Really it is. Why? Because we’re pausing here to take a look at the use of the word important. Rush Limbaugh was criticizing the use of the word by an antique dealer on his show December 1. I posted this fact on the Urban Art & Antiques Facebook page and had a reader respond with the transcript.
“You know, I love this word, ‘important.’ I remember once I found myself in an antique store, and the salesclerk was trying to impress upon me why I should have this particular piece or that, she said, ‘It’s important.’ The first time she said it, ‘Okay, went in one year and out the other,’ and she kept describing other pieces as ‘important.’ I finally said, ‘What’s important about it?’ ‘Well,’ she said, ‘It’s a very important piece.’ ‘Yeah, but why? What’s important about it?’ ‘Well, for its day and age, I mean it was big. It was very, very loved and adored. It was very classic.’ I said, ‘Well, why does it make it important?’ She had no answer. “
So what does this word “important” mean when we use it to talk about antiques? Well, it could be a particularly good example of something. For instance, there was New York chair that went at auction today at Charlton Hall. It was a pretty unusual chair, and I suspected it could be a second period chair. However, there’s one that looks an awful lot like it in Wendy Cooper’s Classical Taste in America. I think perhaps the chair would be “important,” because it was an unusual form even for Phyfe. Likewise an “important” auction would contain some important stuff owned by notable people that hadn’t been on the market for a while.

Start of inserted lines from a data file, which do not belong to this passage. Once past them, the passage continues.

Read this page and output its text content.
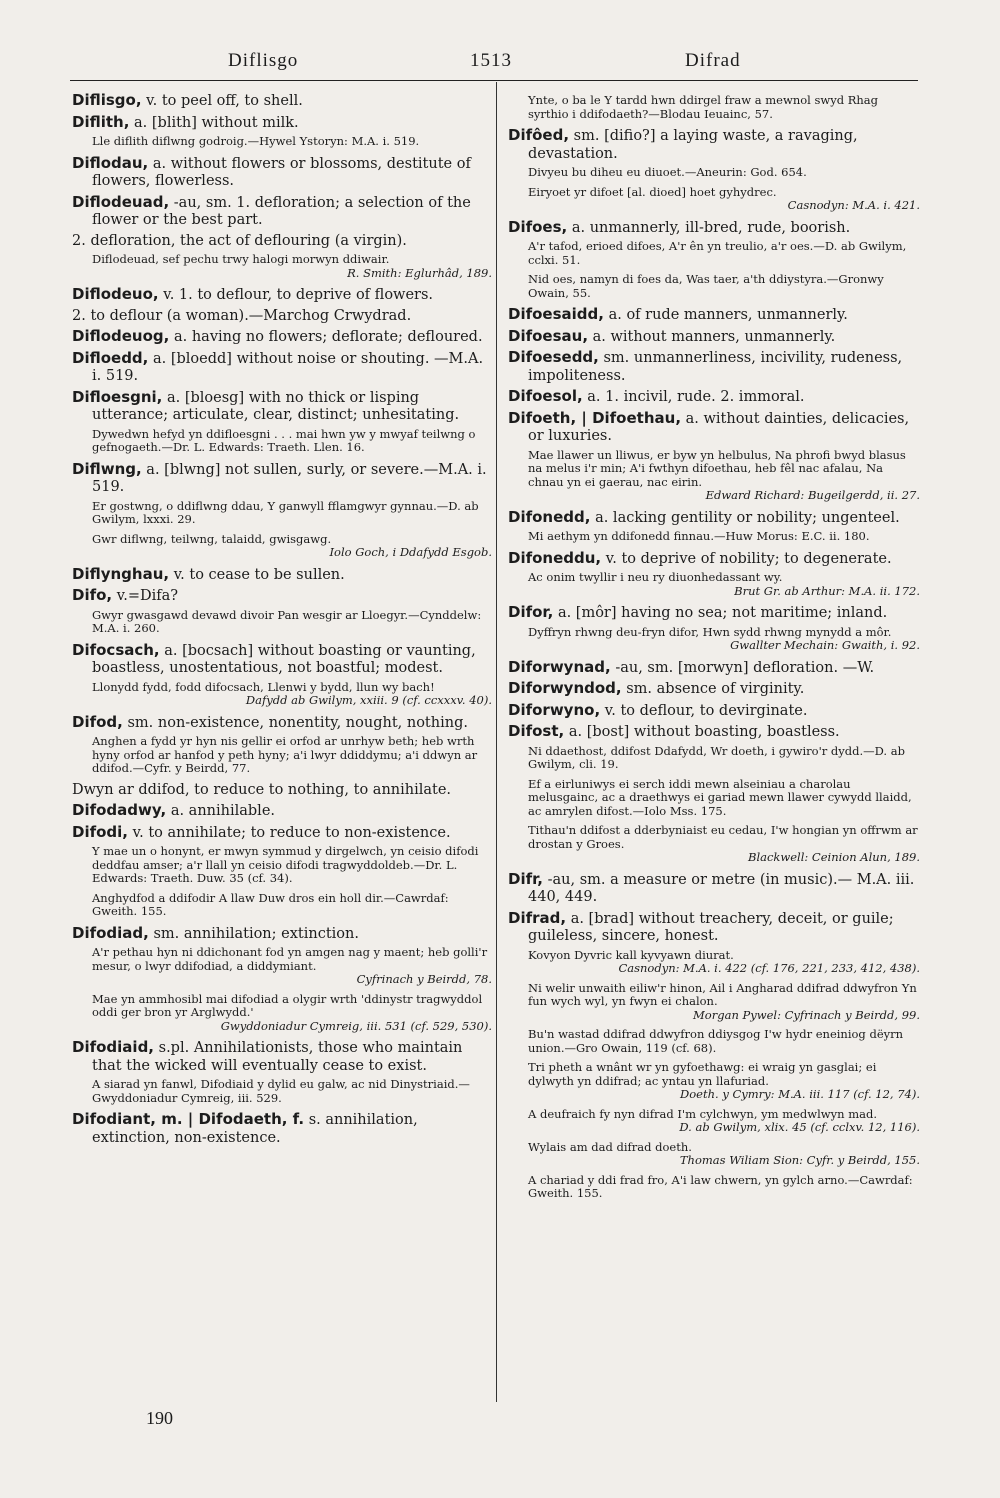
Diflisgo	1513	Difrad
Diflisgo, v. to peel off, to shell.
Diflith, a. [blith] without milk.
Lle diflith diflwng godroig.—Hywel Ystoryn: M.A. i. 519.
Diflodau, a. without flowers or blossoms, destitute of flowers, flowerless.
Diflodeuad, -au, sm. 1. defloration; a selection of the flower or the best part.
2. defloration, the act of deflouring (a virgin).
Diflodeuad, sef pechu trwy halogi morwyn ddiwair.
R. Smith: Eglurhâd, 189.
Diflodeuo, v. 1. to deflour, to deprive of flowers.
2. to deflour (a woman).—Marchog Crwydrad.
Diflodeuog, a. having no flowers; deflorate; defloured.
Difloedd, a. [bloedd] without noise or shouting. —M.A. i. 519.
Difloesgni, a. [bloesg] with no thick or lisping utterance; articulate, clear, distinct; unhesitating.
Dywedwn hefyd yn ddifloesgni . . . mai hwn yw y mwyaf teilwng o gefnogaeth.—Dr. L. Edwards: Traeth. Llen. 16.
Diflwng, a. [blwng] not sullen, surly, or severe.—M.A. i. 519.
Er gostwng, o ddiflwng ddau, Y ganwyll fflamgwyr gynnau.—D. ab Gwilym, lxxxi. 29.
Gwr diflwng, teilwng, talaidd, gwisgawg.
Iolo Goch, i Ddafydd Esgob.
Diflynghau, v. to cease to be sullen.
Difo, v.=Difa?
Gwyr gwasgawd devawd divoir Pan wesgir ar Lloegyr.—Cynddelw: M.A. i. 260.
Difocsach, a. [bocsach] without boasting or vaunting, boastless, unostentatious, not boastful; modest.
Llonydd fydd, fodd difocsach, Llenwi y bydd, llun wy bach!
Dafydd ab Gwilym, xxiii. 9 (cf. ccxxxv. 40).
Difod, sm. non-existence, nonentity, nought, nothing.
Anghen a fydd yr hyn nis gellir ei orfod ar unrhyw beth; heb wrth hyny orfod ar hanfod y peth hyny; a'i lwyr ddiddymu; a'i ddwyn ar ddifod.—Cyfr. y Beirdd, 77.
Dwyn ar ddifod, to reduce to nothing, to annihilate.
Difodadwy, a. annihilable.
Difodi, v. to annihilate; to reduce to non-existence.
Y mae un o honynt, er mwyn symmud y dirgelwch, yn ceisio difodi deddfau amser; a'r llall yn ceisio difodi tragwyddoldeb.—Dr. L. Edwards: Traeth. Duw. 35 (cf. 34).
Anghydfod a ddifodir A llaw Duw dros ein holl dir.—Cawrdaf: Gweith. 155.
Difodiad, sm. annihilation; extinction.
A'r pethau hyn ni ddichonant fod yn amgen nag y maent; heb golli'r mesur, o lwyr ddifodiad, a diddymiant.
Cyfrinach y Beirdd, 78.
Mae yn ammhosibl mai difodiad a olygir wrth 'ddinystr tragwyddol oddi ger bron yr Arglwydd.'
Gwyddoniadur Cymreig, iii. 531 (cf. 529, 530).
Difodiaid, s.pl. Annihilationists, those who maintain that the wicked will eventually cease to exist.
A siarad yn fanwl, Difodiaid y dylid eu galw, ac nid Dinystriaid.—Gwyddoniadur Cymreig, iii. 529.
Difodiant, m. | Difodaeth, f. s. annihilation, extinction, non-existence.
Ynte, o ba le Y tardd hwn ddirgel fraw a mewnol swyd Rhag syrthio i ddifodaeth?—Blodau Ieuainc, 57.
Difôed, sm. [difio?] a laying waste, a ravaging, devastation.
Divyeu bu diheu eu diuoet.—Aneurin: God. 654.
Eiryoet yr difoet [al. dioed] hoet gyhydrec.
Casnodyn: M.A. i. 421.
Difoes, a. unmannerly, ill-bred, rude, boorish.
A'r tafod, erioed difoes, A'r ên yn treulio, a'r oes.—D. ab Gwilym, cclxi. 51.
Nid oes, namyn di foes da, Was taer, a'th ddiystyra.—Gronwy Owain, 55.
Difoesaidd, a. of rude manners, unmannerly.
Difoesau, a. without manners, unmannerly.
Difoesedd, sm. unmannerliness, incivility, rudeness, impoliteness.
Difoesol, a. 1. incivil, rude. 2. immoral.
Difoeth, | Difoethau, a. without dainties, delicacies, or luxuries.
Mae llawer un lliwus, er byw yn helbulus, Na phrofi bwyd blasus na melus i'r min; A'i fwthyn difoethau, heb fêl nac afalau, Na chnau yn ei gaerau, nac eirin.
Edward Richard: Bugeilgerdd, ii. 27.
Difonedd, a. lacking gentility or nobility; ungenteel.
Mi aethym yn ddifonedd finnau.—Huw Morus: E.C. ii. 180.
Difoneddu, v. to deprive of nobility; to degenerate.
Ac onim twyllir i neu ry diuonhedassant wy.
Brut Gr. ab Arthur: M.A. ii. 172.
Difor, a. [môr] having no sea; not maritime; inland.
Dyffryn rhwng deu-fryn difor, Hwn sydd rhwng mynydd a môr.
Gwallter Mechain: Gwaith, i. 92.
Diforwynad, -au, sm. [morwyn] defloration. —W.
Diforwyndod, sm. absence of virginity.
Diforwyno, v. to deflour, to devirginate.
Difost, a. [bost] without boasting, boastless.
Ni ddaethost, ddifost Ddafydd, Wr doeth, i gywiro'r dydd.—D. ab Gwilym, cli. 19.
Ef a eirluniwys ei serch iddi mewn alseiniau a charolau melusgainc, ac a draethwys ei gariad mewn llawer cywydd llaidd, ac amrylen difost.—Iolo Mss. 175.
Tithau'n ddifost a dderbyniaist eu cedau, I'w hongian yn offrwm ar drostan y Groes.
Blackwell: Ceinion Alun, 189.
Difr, -au, sm. a measure or metre (in music).— M.A. iii. 440, 449.
Difrad, a. [brad] without treachery, deceit, or guile; guileless, sincere, honest.
Kovyon Dyvric kall kyvyawn diurat.
Casnodyn: M.A. i. 422 (cf. 176, 221, 233, 412, 438).
Ni welir unwaith eiliw'r hinon, Ail i Angharad ddifrad ddwyfron Yn fun wych wyl, yn fwyn ei chalon.
Morgan Pywel: Cyfrinach y Beirdd, 99.
Bu'n wastad ddifrad ddwyfron ddiysgog I'w hydr eneiniog dëyrn union.—Gro Owain, 119 (cf. 68).
Tri pheth a wnânt wr yn gyfoethawg: ei wraig yn gasglai; ei dylwyth yn ddifrad; ac yntau yn llafuriad.
Doeth. y Cymry: M.A. iii. 117 (cf. 12, 74).
A deufraich fy nyn difrad I'm cylchwyn, ym medwlwyn mad.
D. ab Gwilym, xlix. 45 (cf. cclxv. 12, 116).
Wylais am dad difrad doeth.
Thomas Wiliam Sion: Cyfr. y Beirdd, 155.
A chariad y ddi frad fro, A'i law chwern, yn gylch arno.—Cawrdaf: Gweith. 155.
190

Important in this reference may be because it’s an early form foreshadowing a stylistic transition.
Christie’s used the word in this press release for the results of a recent paintings auction. Certainly some of these sales prices seem to signify somebody thought these paintings to be important.
In modern art, I don’t think we can say important with as much confidence, but it is used none-the-less. What we think of an important now may seem less important or even insignificant in retrospect.
Before he started on the use of this word, however, Limbaugh was talking about the removal of a video work depicting ants crawling on a crucifix at the National Portrait Gallery. The work by the late David Wojnarowicz might be considered important for a variety of other reasons, one of which may be the fact that it broke new ground. The show on the sexual differences in American portraiture can now perhaps be considered important because it succeeded in upsetting one talk radio host.